Saturday, March 1, 2008

1st Attempt to Post from an Internet Cafe...

My favorite recent purchase is a small Made in Japan stainless steel knife with a scalloped serrated blade and a red plastic handle, 500/= (~$0.30). It’s a slightly gawky addition to my everyday bag, but satisfyingly efficient at spreading peanut butter, trimming threads, e.t.c. e.t.c. (you have to pronounce the letters here). My favorite niche in my homestay is the largely overlooked front porch. It usually allots me 15 minutes of quiet before the little girls find me, and today I had ample time to dice an improvised salad with my knife and eat undisturbed. In contrast to the feeling of pure sunlight yesterday, the air this morning encouraged me to carry a raincoat. Gray clouds are just now meandering in announced by thunder though from my perch (which is in fact the discarded backseat of a minivan, seatbelts dangling behind) I’ve yet to see raindrops.

At mass today I was again the only white person in attendance. Every time walking around Kampala begins to feel normal, passersby calling “mzungu!” remind me that anonymity requires not only an internal feeling of ease but an external camouflage that I don’t have. But Catholic is catholic: I knew when to strain my ears to hear the homily within the priest’s accent and followed familiar prayers recited with unusual inflections. The subtleties marked the service as distinct: clapping during singing, the overhead projector standing in for song books, the seemingly optional and definitely unorchestrated communion. The most telling thing was the timing of songs at communion. After the congregation returned to their places and the remaining hosts did likewise, the choir completed a further song and a half. Fitting mass to the music, rather than timing songs to an anticipated communion length is indicative of the way time is perceived here.

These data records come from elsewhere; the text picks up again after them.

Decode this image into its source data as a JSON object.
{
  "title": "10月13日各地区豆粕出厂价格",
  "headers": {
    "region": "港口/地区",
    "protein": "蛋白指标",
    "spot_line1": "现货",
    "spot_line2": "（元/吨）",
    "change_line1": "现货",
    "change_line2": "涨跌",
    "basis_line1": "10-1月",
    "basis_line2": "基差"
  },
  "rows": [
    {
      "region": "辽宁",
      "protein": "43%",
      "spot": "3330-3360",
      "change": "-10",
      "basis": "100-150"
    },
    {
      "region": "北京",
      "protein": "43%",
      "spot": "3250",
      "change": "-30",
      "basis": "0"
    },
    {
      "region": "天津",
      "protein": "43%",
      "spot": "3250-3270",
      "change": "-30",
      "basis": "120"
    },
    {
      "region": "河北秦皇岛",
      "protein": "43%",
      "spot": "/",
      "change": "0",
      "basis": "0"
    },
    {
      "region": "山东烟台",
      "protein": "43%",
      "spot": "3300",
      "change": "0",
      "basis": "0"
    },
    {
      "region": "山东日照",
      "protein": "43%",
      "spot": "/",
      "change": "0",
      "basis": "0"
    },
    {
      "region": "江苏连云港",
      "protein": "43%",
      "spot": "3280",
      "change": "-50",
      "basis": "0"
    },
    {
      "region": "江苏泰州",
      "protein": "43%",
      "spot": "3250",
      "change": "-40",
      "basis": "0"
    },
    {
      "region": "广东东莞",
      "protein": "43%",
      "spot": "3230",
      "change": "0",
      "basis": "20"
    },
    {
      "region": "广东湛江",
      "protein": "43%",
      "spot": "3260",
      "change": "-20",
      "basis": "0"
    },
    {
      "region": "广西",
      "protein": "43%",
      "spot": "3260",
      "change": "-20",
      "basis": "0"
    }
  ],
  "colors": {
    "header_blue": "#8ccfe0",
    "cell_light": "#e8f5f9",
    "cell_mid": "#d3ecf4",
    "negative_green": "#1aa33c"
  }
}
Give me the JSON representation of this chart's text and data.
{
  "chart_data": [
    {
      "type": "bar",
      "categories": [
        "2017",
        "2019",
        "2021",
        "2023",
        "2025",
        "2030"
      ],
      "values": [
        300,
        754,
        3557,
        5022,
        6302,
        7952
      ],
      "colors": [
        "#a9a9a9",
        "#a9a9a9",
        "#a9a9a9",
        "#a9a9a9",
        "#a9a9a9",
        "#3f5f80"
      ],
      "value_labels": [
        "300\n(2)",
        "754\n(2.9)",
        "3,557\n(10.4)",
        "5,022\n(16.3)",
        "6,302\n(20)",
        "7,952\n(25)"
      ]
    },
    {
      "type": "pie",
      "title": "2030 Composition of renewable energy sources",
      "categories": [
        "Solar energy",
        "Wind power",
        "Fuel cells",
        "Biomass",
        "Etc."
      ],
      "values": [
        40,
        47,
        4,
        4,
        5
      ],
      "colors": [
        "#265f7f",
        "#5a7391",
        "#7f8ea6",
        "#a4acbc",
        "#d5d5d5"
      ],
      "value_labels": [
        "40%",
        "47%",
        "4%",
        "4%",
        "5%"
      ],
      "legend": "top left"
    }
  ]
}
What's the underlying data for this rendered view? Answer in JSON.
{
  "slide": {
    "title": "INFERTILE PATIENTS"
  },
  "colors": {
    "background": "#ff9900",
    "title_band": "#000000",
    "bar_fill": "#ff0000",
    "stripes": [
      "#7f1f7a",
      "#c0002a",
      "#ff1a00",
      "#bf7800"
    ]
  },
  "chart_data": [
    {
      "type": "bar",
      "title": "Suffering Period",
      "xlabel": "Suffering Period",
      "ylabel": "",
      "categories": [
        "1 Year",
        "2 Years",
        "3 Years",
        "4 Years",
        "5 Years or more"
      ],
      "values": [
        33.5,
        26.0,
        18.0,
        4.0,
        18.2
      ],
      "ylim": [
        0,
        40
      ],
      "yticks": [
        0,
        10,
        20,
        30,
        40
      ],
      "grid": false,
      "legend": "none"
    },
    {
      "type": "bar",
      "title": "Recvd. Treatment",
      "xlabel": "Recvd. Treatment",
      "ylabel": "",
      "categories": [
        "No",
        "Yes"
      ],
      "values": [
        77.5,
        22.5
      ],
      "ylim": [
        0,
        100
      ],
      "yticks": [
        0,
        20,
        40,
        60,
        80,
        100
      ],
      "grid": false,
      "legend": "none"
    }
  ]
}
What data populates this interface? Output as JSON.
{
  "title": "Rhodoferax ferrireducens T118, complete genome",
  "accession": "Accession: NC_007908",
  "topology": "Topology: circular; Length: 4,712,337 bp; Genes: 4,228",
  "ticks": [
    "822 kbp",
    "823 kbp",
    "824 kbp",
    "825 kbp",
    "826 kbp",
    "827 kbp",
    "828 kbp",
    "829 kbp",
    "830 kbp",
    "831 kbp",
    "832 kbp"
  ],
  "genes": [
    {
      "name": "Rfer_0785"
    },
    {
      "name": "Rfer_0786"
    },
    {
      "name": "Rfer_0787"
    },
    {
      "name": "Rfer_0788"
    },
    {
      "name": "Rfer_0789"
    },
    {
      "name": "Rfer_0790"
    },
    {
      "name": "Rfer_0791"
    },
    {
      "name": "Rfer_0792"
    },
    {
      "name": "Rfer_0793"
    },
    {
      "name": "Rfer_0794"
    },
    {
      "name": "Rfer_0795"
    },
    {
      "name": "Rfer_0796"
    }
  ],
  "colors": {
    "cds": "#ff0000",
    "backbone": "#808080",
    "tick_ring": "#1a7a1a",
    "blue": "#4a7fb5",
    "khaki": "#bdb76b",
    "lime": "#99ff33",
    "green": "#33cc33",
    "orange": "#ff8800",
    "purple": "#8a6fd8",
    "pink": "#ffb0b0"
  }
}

There’s a fluidity in Ugandan life. To be on time to an 8 o’clock liason requires one to be there before the hour turns to 9. Lectures often run over time (only once by 90 minutes), full taxis pause to get gas or squeeze one more person into the second row, and people are patient. It’s a different approach to everyday. Less rush. Less worry. To learn that in Luganda the day starts at 7am (so 7am is the 1st hour, noon is the 6th hour, 2pm is actually 8, e.t.c) was a small surprise. No wonder time is so flexible here!

Uganda is also characterized by a presence of religion. With freedom to worship comes an expectation that everyone does practice. My Luganda class threw my teacher into a tizzy of bewilderment when we asked how to answer the question “when do you pray?” with the negative “I do not pray.” I have made numerous introductions to friends of my homestay family whose first inquiry is “are you born again?” Just as the host families vary in economic status, they differ in religious practices and have allowed our SIT group to discuss a wide range of religious practices and services. Religion isn’t handled here the way it is at home and people are more openly interested in knowing how we practice faith; it’s something we’ve all had to adapt to.